Safe and Sure Way to Install Sierra / Ongoing Regressions in OS X

I am looking to install Sierra from scratch in a straightforward, foolproof manner on an Air currently on Catalina. I've written 'straightforward, foolproof' because it appears that experienced persons have run into trouble doing this and I do not do sysadminey stuff to begin with.

Installing whatever O.S. you wanted used to be so easy when Macs came with DVD-Rs.

Sierra is still available as an upgrade on the App Store but as a direct install and 'visible' only to O.S.'s up to and including Sierra, so you can't directly revert to an earlier O.S. I downloaded it (on Sierra itself). The Installer says "This copy . . . is damaged, and can't be used . . ." This may be because the download was interrupted and restarted. Inside the app wrapper is 'InstallESD.dmg.'

I could re-download and if it's not 'damaged,' I could copy it all over onto an external drive to install but that external drive would have to be a bootable drive as well -- more new things to learn and more pitfalls. So is there no easier way? An "Installing Sierra for Dummies" way?


Solution 1:

This is an overview. I'm going to assume you know your way around a Mac enough to fill in the blanks.

You should be able to download Sierra from the App store. (or here: https://support.apple.com/en-us/HT208202) Note that if you are getting an error message about a damaged installer it may be that the installer is old and the certificate in it is expired. I have heard that setting the clock back a number of years will also fix this issue.

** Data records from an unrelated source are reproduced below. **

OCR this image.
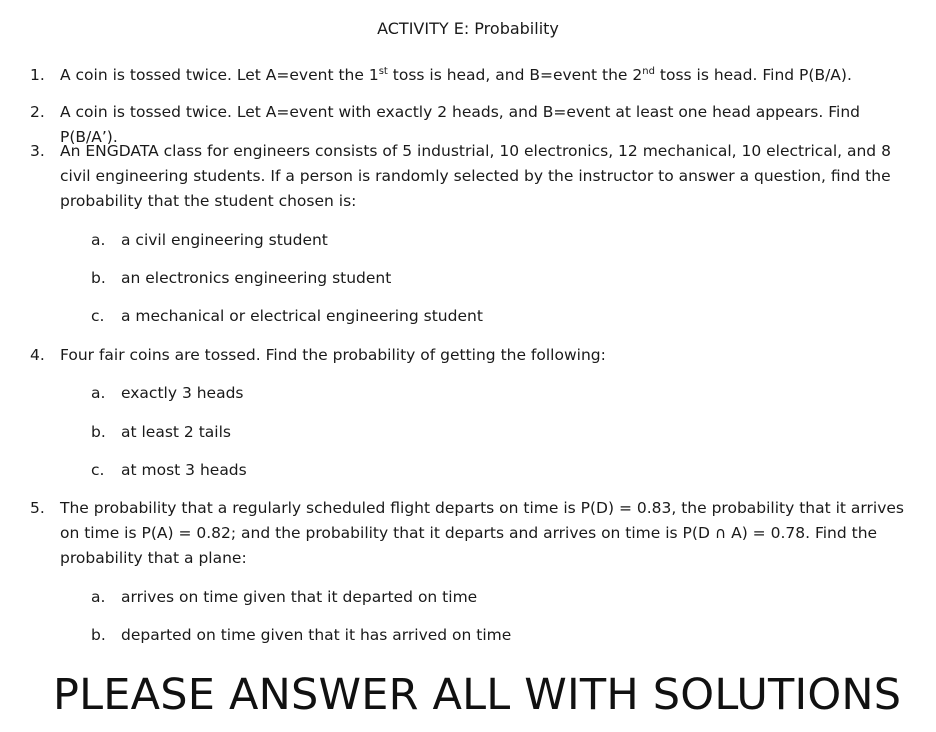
ACTIVITY E: Probability
1. A coin is tossed twice. Let A=event the 1st toss is head, and B=event the 2nd toss is head. Find P(B/A).
2. A coin is tossed twice. Let A=event with exactly 2 heads, and B=event at least one head appears. Find P(B/A’).
3. An ENGDATA class for engineers consists of 5 industrial, 10 electronics, 12 mechanical, 10 electrical, and 8 civil engineering students. If a person is randomly selected by the instructor to answer a question, find the probability that the student chosen is:
a. a civil engineering student
b. an electronics engineering student
c. a mechanical or electrical engineering student
4. Four fair coins are tossed. Find the probability of getting the following:
a. exactly 3 heads
b. at least 2 tails
c. at most 3 heads
5. The probability that a regularly scheduled flight departs on time is P(D) = 0.83, the probability that it arrives on time is P(A) = 0.82; and the probability that it departs and arrives on time is P(D ∩ A) = 0.78. Find the probability that a plane:
a. arrives on time given that it departed on time
b. departed on time given that it has arrived on time
PLEASE ANSWER ALL WITH SOLUTIONS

Then using the command Apple recommends using (at least 8GB) flash drive create your bootable installer.

sudo /Applications/Install\ macOS\ Sierra.app/Contents/Resources/createinstallmedia --volume /Volumes/Untitled --applicationpath /Applications/Install\ macOS\ Sierra.app

Or you could use something like DiskmakerX you can create a bootable macOS Sierra install disk a different way. I use this method as I like me some GUI apps.

Once the bootable installer has been created on the flash drive and with the flash drive plugged into your Mac (and a backup of your Mac somewhere safe and disconnected). Boot the Mac holding the ⌥ Option key.

When you get to the Startup Manager screen select the Sierra installer and let it boot. It may take a while.

Eventually you will be asked to select a language and be given a window with several options.

Instead go to the Utilities menu > disk Utility and reformat the internal drive. This will, of course, remove everything from the drive so do be very sure about your backup.

When that is done quit disk utility and select the option to install Mac OS Sierra on the drive you just formatted.

Now, all of this assumes that macOS updates that you have previously installed have not updated the firmware on your Mac to the point that macOS Sierra won't work. That is possible but I don't know how likely it is. So proceed at your own risk, and have a macOS Catalina bootable installer standing by, just in case.